Stochastic gradient descent for a function of multiple variables?

293 Views Asked by At

I realize SGD is used for large data sets where the iterative solution could be approximated by a random sample's gradient instead of the sum over all samples. My question is suppose I have a function of mutiple variables say 'd', i,e just one sample, could one use stochastic gradient descent for just the function? I am asking this because in one of the homework problems in Gilbert Strang's Data science course asks you to compute a single step of gradient descent for a function of two variables, it is explicitly mentioned, full gradient descent not stochastic?

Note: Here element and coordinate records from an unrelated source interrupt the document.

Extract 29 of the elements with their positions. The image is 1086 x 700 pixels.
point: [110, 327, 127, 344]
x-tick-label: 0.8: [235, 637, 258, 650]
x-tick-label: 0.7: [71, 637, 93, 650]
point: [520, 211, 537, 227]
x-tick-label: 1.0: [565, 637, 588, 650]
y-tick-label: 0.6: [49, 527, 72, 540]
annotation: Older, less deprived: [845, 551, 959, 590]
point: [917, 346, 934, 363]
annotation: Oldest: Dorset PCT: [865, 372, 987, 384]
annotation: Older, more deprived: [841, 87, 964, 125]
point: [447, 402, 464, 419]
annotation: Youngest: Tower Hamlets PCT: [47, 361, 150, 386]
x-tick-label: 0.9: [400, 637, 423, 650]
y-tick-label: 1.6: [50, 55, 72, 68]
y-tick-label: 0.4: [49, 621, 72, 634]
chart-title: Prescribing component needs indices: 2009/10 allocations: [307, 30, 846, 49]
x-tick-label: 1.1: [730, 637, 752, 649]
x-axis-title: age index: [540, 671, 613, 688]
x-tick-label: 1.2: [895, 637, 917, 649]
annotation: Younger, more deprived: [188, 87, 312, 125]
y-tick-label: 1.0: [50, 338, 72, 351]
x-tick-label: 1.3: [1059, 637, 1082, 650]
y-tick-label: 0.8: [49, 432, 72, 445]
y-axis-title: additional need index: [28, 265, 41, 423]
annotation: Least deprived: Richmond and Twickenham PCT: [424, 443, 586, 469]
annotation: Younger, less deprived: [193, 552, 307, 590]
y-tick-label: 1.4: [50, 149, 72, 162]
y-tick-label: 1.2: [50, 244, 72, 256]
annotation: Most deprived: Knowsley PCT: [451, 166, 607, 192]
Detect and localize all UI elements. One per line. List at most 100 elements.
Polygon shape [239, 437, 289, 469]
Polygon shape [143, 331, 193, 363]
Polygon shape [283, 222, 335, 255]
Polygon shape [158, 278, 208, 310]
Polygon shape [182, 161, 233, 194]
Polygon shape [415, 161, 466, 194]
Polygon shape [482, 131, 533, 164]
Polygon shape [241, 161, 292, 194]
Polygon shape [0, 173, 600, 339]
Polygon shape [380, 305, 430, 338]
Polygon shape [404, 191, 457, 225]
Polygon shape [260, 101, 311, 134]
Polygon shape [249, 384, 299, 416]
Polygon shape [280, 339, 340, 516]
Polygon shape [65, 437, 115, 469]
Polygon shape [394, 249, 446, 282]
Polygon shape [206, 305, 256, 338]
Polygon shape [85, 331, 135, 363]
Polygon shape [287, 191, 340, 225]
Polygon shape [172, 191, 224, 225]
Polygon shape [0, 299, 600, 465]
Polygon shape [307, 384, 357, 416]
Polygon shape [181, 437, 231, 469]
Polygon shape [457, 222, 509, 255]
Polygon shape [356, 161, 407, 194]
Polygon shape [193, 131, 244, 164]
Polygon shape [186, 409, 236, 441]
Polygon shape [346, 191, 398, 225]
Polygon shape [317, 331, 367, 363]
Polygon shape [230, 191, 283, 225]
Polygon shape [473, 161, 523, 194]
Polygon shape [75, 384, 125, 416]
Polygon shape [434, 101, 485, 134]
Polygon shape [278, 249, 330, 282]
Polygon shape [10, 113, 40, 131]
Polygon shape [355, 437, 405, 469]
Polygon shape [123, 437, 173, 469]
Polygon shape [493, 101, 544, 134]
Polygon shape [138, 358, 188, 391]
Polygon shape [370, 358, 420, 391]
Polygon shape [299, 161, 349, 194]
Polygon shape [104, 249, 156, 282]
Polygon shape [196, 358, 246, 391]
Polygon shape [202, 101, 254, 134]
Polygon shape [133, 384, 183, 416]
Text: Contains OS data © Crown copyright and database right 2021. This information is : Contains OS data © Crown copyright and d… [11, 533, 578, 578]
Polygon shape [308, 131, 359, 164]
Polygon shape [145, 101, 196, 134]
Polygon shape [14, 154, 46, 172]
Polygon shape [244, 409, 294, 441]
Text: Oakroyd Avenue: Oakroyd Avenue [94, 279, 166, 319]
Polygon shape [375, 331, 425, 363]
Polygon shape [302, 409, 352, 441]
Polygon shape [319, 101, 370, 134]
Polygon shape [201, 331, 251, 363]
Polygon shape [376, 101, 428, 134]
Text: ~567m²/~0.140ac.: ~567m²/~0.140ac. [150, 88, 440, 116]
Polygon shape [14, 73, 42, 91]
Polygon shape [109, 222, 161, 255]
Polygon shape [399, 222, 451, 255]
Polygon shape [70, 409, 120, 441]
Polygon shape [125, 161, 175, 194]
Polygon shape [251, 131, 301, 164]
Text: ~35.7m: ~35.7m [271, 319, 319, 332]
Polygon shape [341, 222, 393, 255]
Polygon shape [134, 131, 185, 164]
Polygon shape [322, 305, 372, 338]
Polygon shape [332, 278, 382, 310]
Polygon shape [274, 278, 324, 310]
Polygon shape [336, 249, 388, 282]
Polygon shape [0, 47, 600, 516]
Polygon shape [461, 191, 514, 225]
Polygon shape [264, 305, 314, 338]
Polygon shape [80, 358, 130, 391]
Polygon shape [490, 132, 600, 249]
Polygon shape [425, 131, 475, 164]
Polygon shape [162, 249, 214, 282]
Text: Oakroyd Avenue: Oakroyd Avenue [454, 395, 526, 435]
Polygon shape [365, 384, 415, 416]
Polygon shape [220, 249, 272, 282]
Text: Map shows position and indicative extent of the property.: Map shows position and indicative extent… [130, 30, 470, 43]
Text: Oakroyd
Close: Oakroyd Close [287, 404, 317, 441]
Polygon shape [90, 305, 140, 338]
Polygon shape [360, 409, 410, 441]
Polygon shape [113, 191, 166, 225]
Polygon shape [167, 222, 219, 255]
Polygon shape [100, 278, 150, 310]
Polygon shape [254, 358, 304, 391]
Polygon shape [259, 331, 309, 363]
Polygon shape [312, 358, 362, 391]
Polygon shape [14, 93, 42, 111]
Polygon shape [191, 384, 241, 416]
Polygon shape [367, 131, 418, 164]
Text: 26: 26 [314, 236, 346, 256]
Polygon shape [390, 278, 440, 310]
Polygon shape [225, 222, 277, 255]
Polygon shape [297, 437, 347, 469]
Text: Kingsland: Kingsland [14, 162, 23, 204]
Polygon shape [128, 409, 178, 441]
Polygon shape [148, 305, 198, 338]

I wonder why?

1

There are 1 best solutions below

0
On

I think you're mixing two things here. In Stochastic Gradient Descent (SGD) you utilize all the variables, but not all the data. In Coordinate Descent (CD), you utilize some of the variables, but do use all the data.

To give an example - consider you have a problem with two variables, $x,y$ and 10 data points. Then when using SGD you calculate the gradient with respect to $x,y$, but at each sub-iteration use only part of the data points to calculate the gradient - let's say 5 data points, then in the next sub-iteration you use the other 5 data points. In a "meta-iteration" you have used all the data. With CD, you will use all 10 data points, but at the first sub-iteration take a step only in the (negative) direction of the gradient with respect to $x$, and in the second sub-iteration use the gradient with respect to $y$. A "meta-iteration" have used all the variables.

Notice that this is a substantial difference! It might sound similar but in fact these algorithms are completely different and lead to different results.